Column Family per User

2012-04-18 Thread Trevor Francis
Our application has users that can write in upwards of 50 million records per 
day. However, they all write the same format of records (20 fields…columns). 
Should I put each user in their own column family, even though the column 
family schema will be the same per user?

Would this help with dimensioning, if each user is querying their keyspace and 
only their keyspace?


Trevor Francis




Re: Column Family per User

2012-04-18 Thread Janne Jalkanen

Each CF takes a fair chunk of memory regardless of how much data it has, so 
this is probably not a good idea, if you have lots of users. Also using a 
single CF means that compression is likely to work better (more redundant data).
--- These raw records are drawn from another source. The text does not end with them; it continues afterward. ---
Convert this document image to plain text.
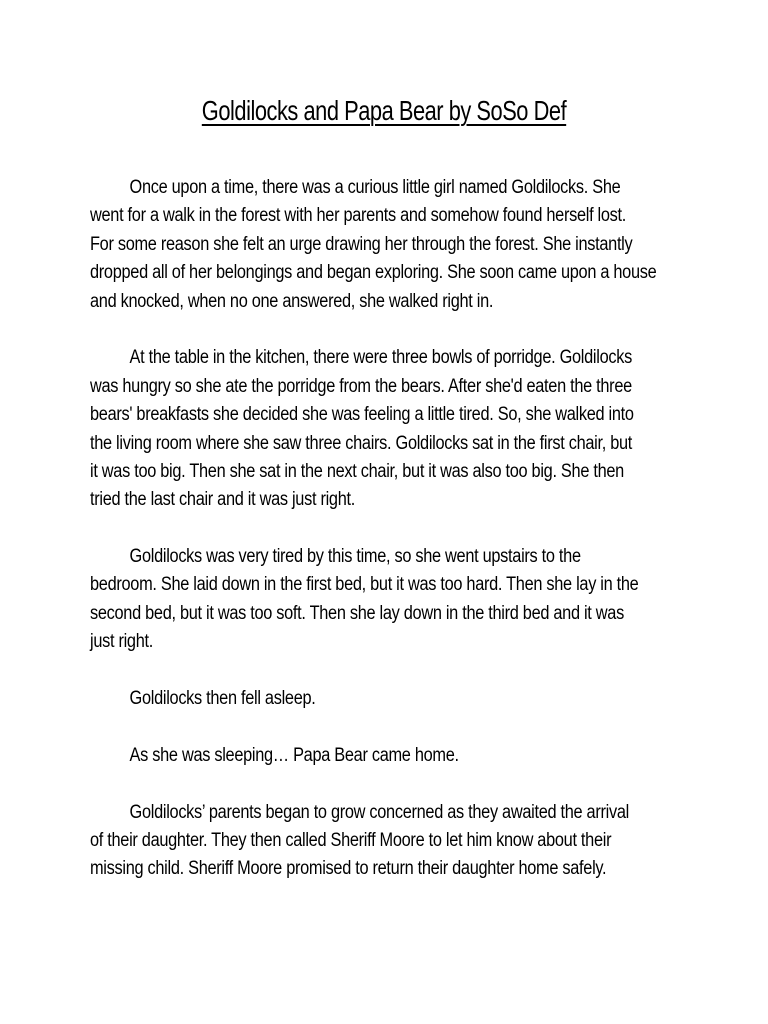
Goldilocks and Papa Bear by SoSo Def
Once upon a time, there was a curious little girl named Goldilocks. She
went for a walk in the forest with her parents and somehow found herself lost.
For some reason she felt an urge drawing her through the forest. She instantly
dropped all of her belongings and began exploring. She soon came upon a house
and knocked, when no one answered, she walked right in.
At the table in the kitchen, there were three bowls of porridge. Goldilocks
was hungry so she ate the porridge from the bears. After she'd eaten the three
bears' breakfasts she decided she was feeling a little tired. So, she walked into
the living room where she saw three chairs. Goldilocks sat in the first chair, but
it was too big. Then she sat in the next chair, but it was also too big. She then
tried the last chair and it was just right.
Goldilocks was very tired by this time, so she went upstairs to the
bedroom. She laid down in the first bed, but it was too hard. Then she lay in the
second bed, but it was too soft. Then she lay down in the third bed and it was
just right.
Goldilocks then fell asleep.
As she was sleeping… Papa Bear came home.
Goldilocks’ parents began to grow concerned as they awaited the arrival
of their daughter. They then called Sheriff Moore to let him know about their
missing child. Sheriff Moore promised to return their daughter home safely.
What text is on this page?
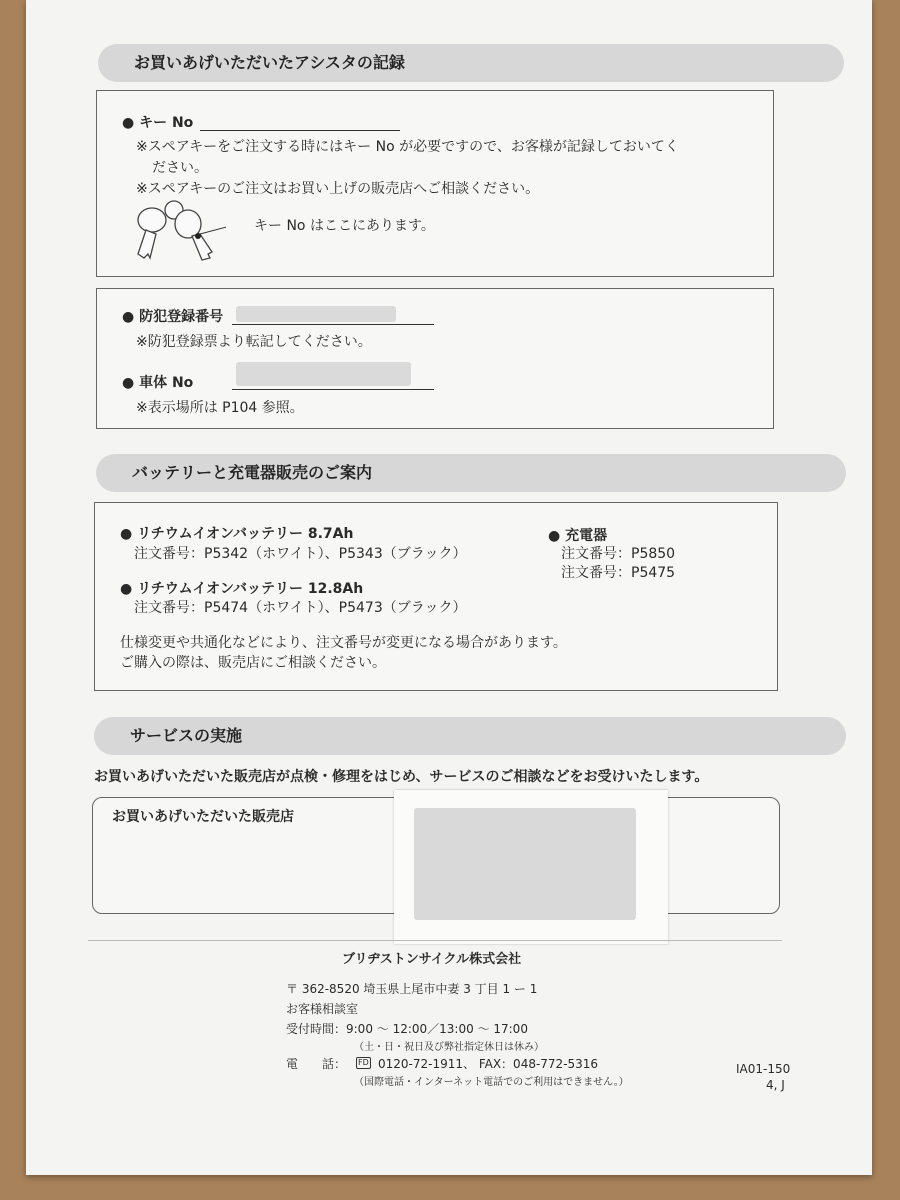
お買いあげいただいたアシスタの記録
● キー No
※スペアキーをご注文する時にはキー No が必要ですので、お客様が記録しておいてく
ださい。
※スペアキーのご注文はお買い上げの販売店へご相談ください。
キー No はここにあります。
● 防犯登録番号
※防犯登録票より転記してください。
● 車体 No
※表示場所は P104 参照。
バッテリーと充電器販売のご案内
● リチウムイオンバッテリー 8.7Ah
注文番号：P5342（ホワイト）、P5343（ブラック）
● リチウムイオンバッテリー 12.8Ah
注文番号：P5474（ホワイト）、P5473（ブラック）
● 充電器
注文番号：P5850
注文番号：P5475
仕様変更や共通化などにより、注文番号が変更になる場合があります。
ご購入の際は、販売店にご相談ください。
サービスの実施
お買いあげいただいた販売店が点検・修理をはじめ、サービスのご相談などをお受けいたします。
お買いあげいただいた販売店
ブリヂストンサイクル株式会社
〒 362-8520 埼玉県上尾市中妻 3 丁目 1 ー 1
お客様相談室
受付時間：9:00 〜 12:00／13:00 〜 17:00
（土・日・祝日及び弊社指定休日は休み）
電　　話： FD 0120-72-1911、 FAX：048-772-5316
（国際電話・インターネット電話でのご利用はできません。）
IA01-150
4, J
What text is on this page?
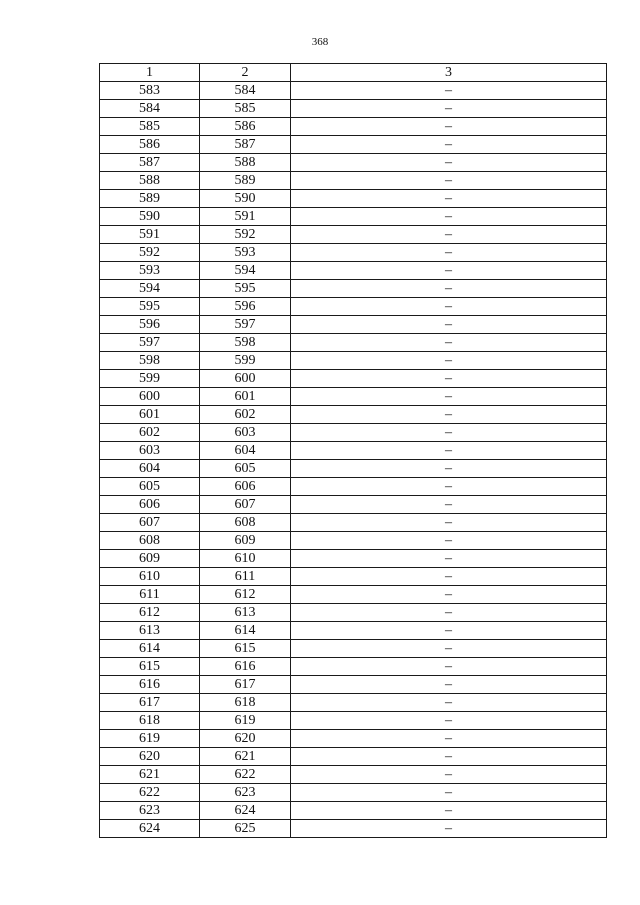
368
1	2	3
583	584	–
584	585	–
585	586	–
586	587	–
587	588	–
588	589	–
589	590	–
590	591	–
591	592	–
592	593	–
593	594	–
594	595	–
595	596	–
596	597	–
597	598	–
598	599	–
599	600	–
600	601	–
601	602	–
602	603	–
603	604	–
604	605	–
605	606	–
606	607	–
607	608	–
608	609	–
609	610	–
610	611	–
611	612	–
612	613	–
613	614	–
614	615	–
615	616	–
616	617	–
617	618	–
618	619	–
619	620	–
620	621	–
621	622	–
622	623	–
623	624	–
624	625	–
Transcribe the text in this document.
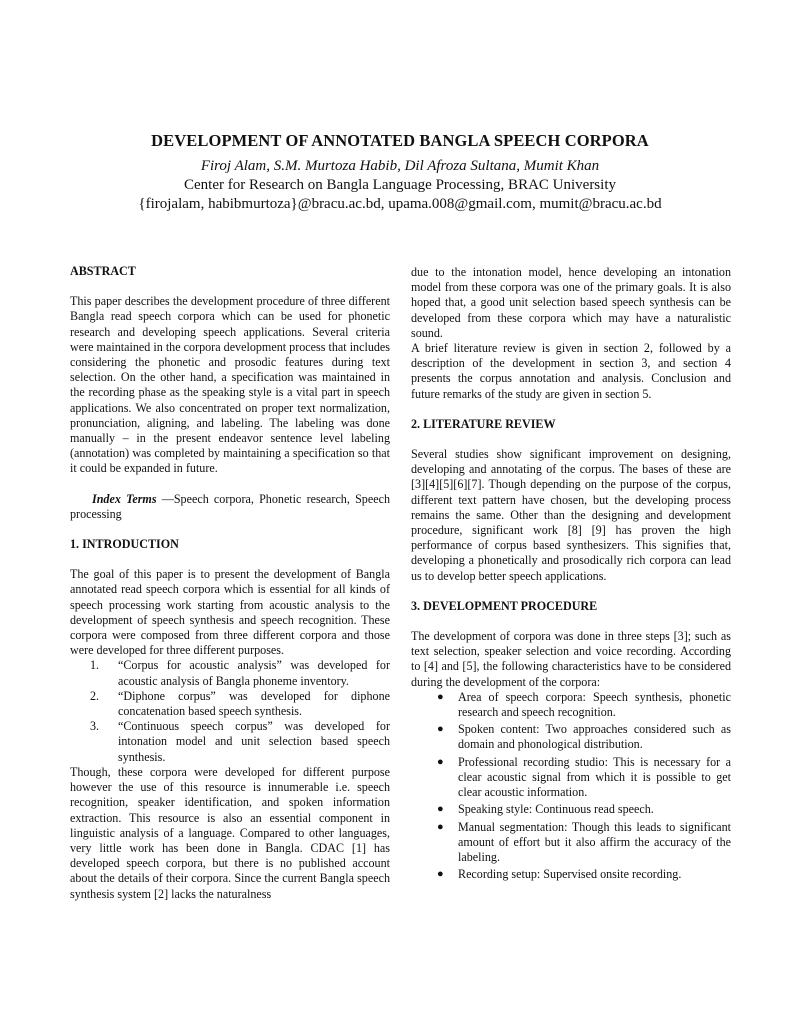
DEVELOPMENT OF ANNOTATED BANGLA SPEECH CORPORA
Firoj Alam, S.M. Murtoza Habib, Dil Afroza Sultana, Mumit Khan
Center for Research on Bangla Language Processing, BRAC University
{firojalam, habibmurtoza}@bracu.ac.bd, upama.008@gmail.com, mumit@bracu.ac.bd

ABSTRACT

This paper describes the development procedure of three different Bangla read speech corpora which can be used for phonetic research and developing speech applications. Several criteria were maintained in the corpora development process that includes considering the phonetic and prosodic features during text selection. On the other hand, a specification was maintained in the recording phase as the speaking style is a vital part in speech applications. We also concentrated on proper text normalization, pronunciation, aligning, and labeling. The labeling was done manually – in the present endeavor sentence level labeling (annotation) was completed by maintaining a specification so that it could be expanded in future.

Index Terms —Speech corpora, Phonetic research, Speech processing

1. INTRODUCTION

The goal of this paper is to present the development of Bangla annotated read speech corpora which is essential for all kinds of speech processing work starting from acoustic analysis to the development of speech synthesis and speech recognition. These corpora were composed from three different corpora and those were developed for three different purposes.

1. “Corpus for acoustic analysis” was developed for acoustic analysis of Bangla phoneme inventory.
2. “Diphone corpus” was developed for diphone concatenation based speech synthesis.
3. “Continuous speech corpus” was developed for intonation model and unit selection based speech synthesis.

Though, these corpora were developed for different purpose however the use of this resource is innumerable i.e. speech recognition, speaker identification, and spoken information extraction. This resource is also an essential component in linguistic analysis of a language. Compared to other languages, very little work has been done in Bangla. CDAC [1] has developed speech corpora, but there is no published account about the details of their corpora. Since the current Bangla speech synthesis system [2] lacks the naturalness

due to the intonation model, hence developing an intonation model from these corpora was one of the primary goals. It is also hoped that, a good unit selection based speech synthesis can be developed from these corpora which may have a naturalistic sound.

A brief literature review is given in section 2, followed by a description of the development in section 3, and section 4 presents the corpus annotation and analysis. Conclusion and future remarks of the study are given in section 5.

2. LITERATURE REVIEW

Several studies show significant improvement on designing, developing and annotating of the corpus. The bases of these are [3][4][5][6][7]. Though depending on the purpose of the corpus, different text pattern have chosen, but the developing process remains the same. Other than the designing and development procedure, significant work [8] [9] has proven the high performance of corpus based synthesizers. This signifies that, developing a phonetically and prosodically rich corpora can lead us to develop better speech applications.

3. DEVELOPMENT PROCEDURE

The development of corpora was done in three steps [3]; such as text selection, speaker selection and voice recording. According to [4] and [5], the following characteristics have to be considered during the development of the corpora:

● Area of speech corpora: Speech synthesis, phonetic research and speech recognition.
● Spoken content: Two approaches considered such as domain and phonological distribution.
● Professional recording studio: This is necessary for a clear acoustic signal from which it is possible to get clear acoustic information.
● Speaking style: Continuous read speech.
● Manual segmentation: Though this leads to significant amount of effort but it also affirm the accuracy of the labeling.
● Recording setup: Supervised onsite recording.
However, Cassandra distributes the load across different nodes based on the row 
key, and the writes scale roughly linearly according to the number of nodes. So 
if you can make sure that no single row gets overly burdened by writes (50 
million writes/day to a single row would always go to the same nodes - this is 
in the order of 600 writes/second/node, which shouldn't really pose a problem, 
IMHO). The main problem is that if a single row gets lots of columns it'll 
start to slow down at some point, and your row caches become less useful, as 
they cache the entire row.

Keep your rows suitably sized and you should be fine. To partition the data, 
you can either distribute it to a few CFs based on use or use some other 
distribution method (like user:1234:00 where the 00 is the hour-of-the-day.

(There's a great article by Aaron Morton on how wide rows impact performance at 
http://thelastpickle.com/2011/07/04/Cassandra-Query-Plans/, but as always, 
running your own tests to determine the optimal setup is recommended.)

/Janne

On Apr 18, 2012, at 21:20 , Trevor Francis wrote:

 Our application has users that can write in upwards of 50 million records per 
 day. However, they all write the same format of records (20 fields…columns). 
 Should I put each user in their own column family, even though the column 
 family schema will be the same per user?
 
 Would this help with dimensioning, if each user is querying their keyspace 
 and only their keyspace?
 
 
 Trevor Francis
 
 



Re: Column Family per User

2012-04-18 Thread Trevor Francis
Janne,


Of course, I am new to the Cassandra world, so it is taking some getting used 
to understand how everything translates into my MYSQL head.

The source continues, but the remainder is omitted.